Выбрать главу

В результате действий Пакувия капуанский сенат утратил политическое значение; реальная власть оказалась в руках предводителей плебса, имевших возможность диктовать сенату и магистратам свою волю [Ливий, 23, 4, 2 — б]. Победа Пакувия имела и другое последствие: значительно усилились антиримские тенденции. По рассказу Ливия [23, 4, 7–8], от немедленного разрыва Капую удерживало только то, что многие капуанские аристократические фамилии были связаны брачными узами с Римом, а также то, что некоторое количество капуанцев, в том числе 300 всадников из знатнейших семей, находились в римской армии, неся гарнизонную службу в Сицилии.

По требованию их родителей и родственников, пишет Ливий [23, 5], капуанское правительство направило посольство к консулу Г. Теренцию Варрону, которого они застали в Венусии. Однако из того, что произошло дальше, ясно: цель посольства заключалась в том, чтобы своими глазами определить масштабы поражения и соответственно выбрать линию поведения для своего города. Очевидно, своеволие плебса и презрение к римской власти, о которых повествует Ливий, не мешали новому капуанскому правительству тщательно взвешивать свои внешнеполитические действия, пытаться учитывать реальное соотношение сил и все возможные последствия.

В Венусии Гай Теренций Варрон произвел на послов впечатление человека, достойного презрения. Это впечатление еще более усилилось после речи, с которою Варрон обратился к послам, выразившим, как и следовало ожидать, соболезнования Капуи по случаю катастрофы и предложившим (иначе разговор вообще не мог бы состояться) помощь. Судя по тому, как Ливий излагает речь Варрона, последний не счел нужным скрывать от Капуи поистине отчаянного положения Рима. Римляне потеряли все — армию, продовольствие, деньги, так что союзникам следует не столько помогать римлянам, сколько вести войну вместо римлян, защищать от врага общее отечество. «Война идет не с самнитами или этрусками, — говорил он (цитируем изложение Ливия), — так что, если бы власть и была у нас отнята, она все равно осталась бы в Италии; враг, пуниец, даже не африканского происхождения, от дальних краев земли, от пролива Океанского (имеется в виду Гибралтарский пролив. — И. К.) и Геркулесовых Столпов, ведет войско, не знающее каких бы то ни было законов, не умеющее жить по-человечески, даже почти не владеющее человеческой речью. Их, по природе и характеру жестоких и диких, полководец еще более ожесточил, строя мосты и плотины из груды человеческих тел и, что даже сказать противно, приучая питаться человеческим мясом. Их, вскормленных такой ужасной пищей, с которыми и соприкасаться-то грешно, видеть и иметь господами и из Африки, и в особенности из Карфагена, получать законы и терпеть, чтобы Италия стала провинцией нумидийцев и мавров, — у кого из уроженцев Италии это не вызвало бы отвращения?» Капуанцы могут выставить 20 000 пехотинцев и 4 000 всадников; продовольствия и снаряжения у них больше чем достаточно, и если они выступят против Ганнибала, то власть Рима будет спасена. Едва ли можно сомневаться, в том, что это изложение восходит к римской анналистической традиции и в общих чертах соответствует и содержанию самих переговоров, и линии, принятой римским правительством, и той антикарфагенской пропаганде, которую оно вело в Италии.

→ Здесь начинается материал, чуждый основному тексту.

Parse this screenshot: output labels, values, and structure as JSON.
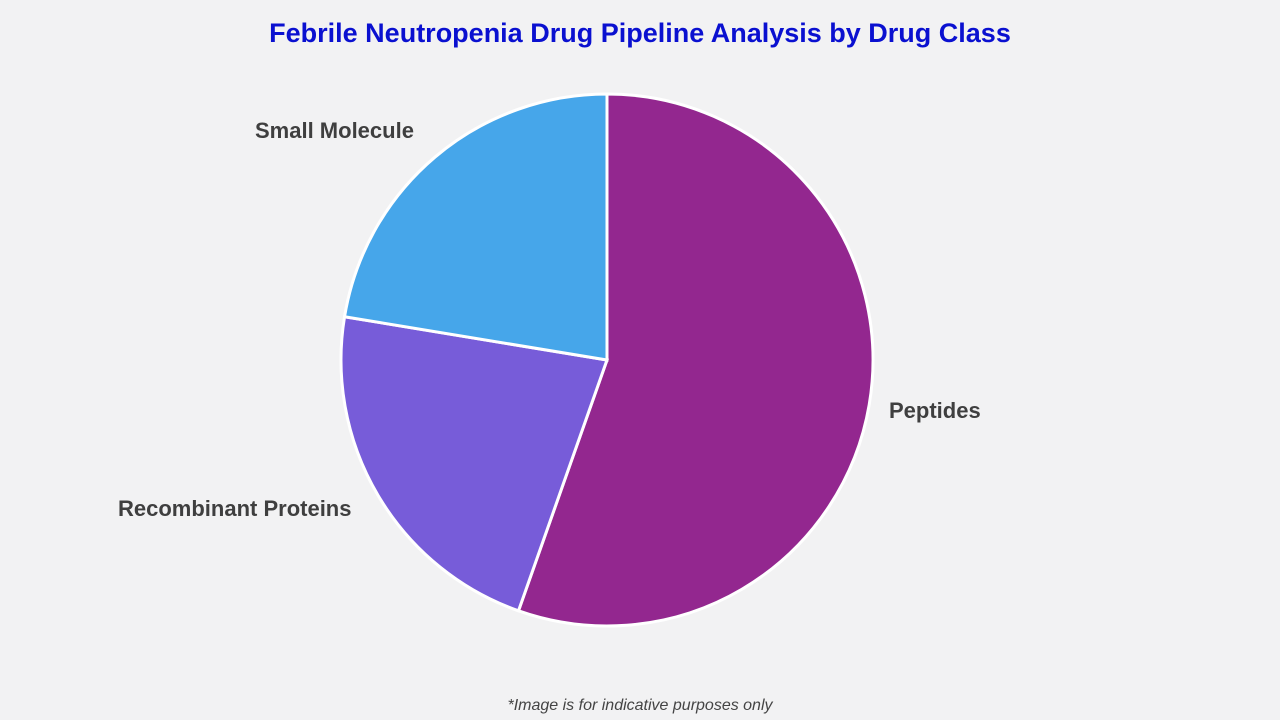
{
  "title": "Febrile Neutropenia Drug Pipeline Analysis by Drug Class",
  "footnote": "*Image is for indicative purposes only",
  "chart_data": {
    "type": "pie",
    "title": "Febrile Neutropenia Drug Pipeline Analysis by Drug Class",
    "categories": [
      "Peptides",
      "Recombinant Proteins",
      "Small Molecule"
    ],
    "values": [
      55.4,
      22.2,
      22.4
    ],
    "colors": [
      "#93278f",
      "#775cd9",
      "#46a6ea"
    ],
    "start_angle": "12 o'clock, clockwise",
    "legend": "none (direct labels)",
    "labels": [
      "Peptides",
      "Recombinant Proteins",
      "Small Molecule"
    ]
  }
}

У послов сложилось твердое убеждение, что Рим воевать не в состоянии. Капуанцам предлагалось своими руками восстанавливать здание римского господства на том проблематичном основании, что когда-то давно римляне защищали Капую от самнитов и предоставили у себя значительной части капуанцев гражданские права. Но самниты давно уже были не опасны, а гражданские права… Что стоят гражданские права, если не сегодня завтра Рим погибнет и дело все равно придется иметь с Ганнибалом?

На обратном пути из Венусии в Капую один из послов, Вибий Виррий, повел речи, решительно противоположные тем, которых добивался Варрон: теперь, говорил он, настало время, когда капуанцы не только могут возвратить себе земли, некогда отнятые у них римлянами, но и захватить господство в Италии; союз с Ганнибалом они могут заключить на любых условиях, а когда по окончании войны Ганнибал уйдет в Африку, власть в Италии будет принадлежать Капуе [Ливий, 23, 6, 1–2]. Вибий Виррий выразил общее мнение. После возвращения послов в Капуе римское дело сочли уже проигранным; плебс и большинство сената стали еще решительнее склоняться к союзу с Карфагеном, однако из-за сопротивления некоторых членов сената дело на несколько дней задержалось. По-видимому, речь идет о последних попытках все более редевшей проримски настроенной аристократической группировки, которую возглавлял, судя по дальнейшему рассказу Ливия, Деций Магий, не допустить разрыва с Римом, предотвратить переговоры с Ганнибалом.